Generalized Heavy-tailed Mutation for Evolutionary Algorithms
This work provides incremental theoretical improvements for evolutionary algorithms, specifically targeting optimization time bounds in computational optimization problems.
The paper generalizes the heavy-tailed mutation operator for evolutionary algorithms by relaxing the power-law assumption to a regularly varying constraint, and shows that the $(1+(\\lambda,\\lambda))$ genetic algorithm can achieve $O(n)$ expected optimization time on the OneMax function class, which is asymptotically better than with any static mutation rate.

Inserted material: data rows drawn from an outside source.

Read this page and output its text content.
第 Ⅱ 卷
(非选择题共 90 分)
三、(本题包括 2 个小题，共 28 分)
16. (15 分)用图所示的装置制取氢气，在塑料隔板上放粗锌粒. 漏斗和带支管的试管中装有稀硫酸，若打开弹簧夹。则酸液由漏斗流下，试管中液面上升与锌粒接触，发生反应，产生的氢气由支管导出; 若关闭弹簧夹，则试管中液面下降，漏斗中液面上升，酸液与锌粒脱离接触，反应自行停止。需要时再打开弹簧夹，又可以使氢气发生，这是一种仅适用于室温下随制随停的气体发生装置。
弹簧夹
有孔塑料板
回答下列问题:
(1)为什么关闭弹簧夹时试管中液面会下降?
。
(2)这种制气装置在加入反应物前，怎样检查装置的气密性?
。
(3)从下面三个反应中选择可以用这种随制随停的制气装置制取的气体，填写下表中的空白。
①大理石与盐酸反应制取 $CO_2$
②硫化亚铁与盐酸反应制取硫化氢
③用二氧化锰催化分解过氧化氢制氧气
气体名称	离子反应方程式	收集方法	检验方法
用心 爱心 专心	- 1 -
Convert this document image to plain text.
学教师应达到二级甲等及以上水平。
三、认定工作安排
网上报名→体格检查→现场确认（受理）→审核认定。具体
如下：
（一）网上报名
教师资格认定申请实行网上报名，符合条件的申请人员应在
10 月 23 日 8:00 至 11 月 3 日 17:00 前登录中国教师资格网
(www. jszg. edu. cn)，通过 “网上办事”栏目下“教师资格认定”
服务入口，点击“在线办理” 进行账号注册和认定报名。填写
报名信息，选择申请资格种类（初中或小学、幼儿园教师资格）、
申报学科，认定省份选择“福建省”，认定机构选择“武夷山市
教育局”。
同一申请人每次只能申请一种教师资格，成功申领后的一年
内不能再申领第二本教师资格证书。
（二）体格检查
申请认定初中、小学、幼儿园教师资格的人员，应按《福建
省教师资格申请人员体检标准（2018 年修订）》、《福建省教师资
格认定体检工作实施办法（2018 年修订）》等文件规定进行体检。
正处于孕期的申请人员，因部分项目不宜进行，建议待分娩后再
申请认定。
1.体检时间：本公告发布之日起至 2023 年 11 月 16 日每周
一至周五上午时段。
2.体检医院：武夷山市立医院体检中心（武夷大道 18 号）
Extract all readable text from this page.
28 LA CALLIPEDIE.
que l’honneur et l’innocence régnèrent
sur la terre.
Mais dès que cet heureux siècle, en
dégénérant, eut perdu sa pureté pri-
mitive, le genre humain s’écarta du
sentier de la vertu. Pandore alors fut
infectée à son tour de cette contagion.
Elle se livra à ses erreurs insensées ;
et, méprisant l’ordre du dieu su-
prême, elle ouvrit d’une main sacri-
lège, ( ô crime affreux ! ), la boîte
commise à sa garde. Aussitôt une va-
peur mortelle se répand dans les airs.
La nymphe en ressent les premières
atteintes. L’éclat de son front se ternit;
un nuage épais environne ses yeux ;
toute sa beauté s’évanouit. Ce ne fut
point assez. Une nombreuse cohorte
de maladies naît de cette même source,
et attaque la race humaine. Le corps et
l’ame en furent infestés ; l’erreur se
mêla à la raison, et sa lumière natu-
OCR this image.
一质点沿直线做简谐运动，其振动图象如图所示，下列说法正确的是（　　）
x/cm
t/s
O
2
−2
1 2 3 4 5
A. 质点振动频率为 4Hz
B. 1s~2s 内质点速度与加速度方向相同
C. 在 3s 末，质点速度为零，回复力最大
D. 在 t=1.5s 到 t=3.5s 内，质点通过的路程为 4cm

The heavy-tailed mutation operator, proposed by Doerr, Le, Makhmara, and Nguyen (2017) for evolutionary algorithms, is based on the power-law assumption of mutation rate distribution. Here we generalize the power-law assumption using a regularly varying constraint on the distribution function of mutation rate. In this setting, we generalize the upper bounds on the expected optimization time of the $(1+(λ,λ))$ genetic algorithm obtained by Antipov, Buzdalov and Doerr (2022) for the OneMax function class parametrized by the problem dimension $n$. In particular, it is shown that, on this function class, the sufficient conditions of Antipov, Buzdalov and Doerr (2022) on the heavy-tailed mutation, ensuring the $O(n)$ optimization time in expectation, may be generalized as well. This optimization time is known to be asymptotically smaller than what can be achieved by the $(1+(λ,λ))$ genetic algorithm with any static mutation rate. A new version of the heavy-tailed mutation operator is proposed, satisfying the generalized conditions, and promising results of computational experiments are presented.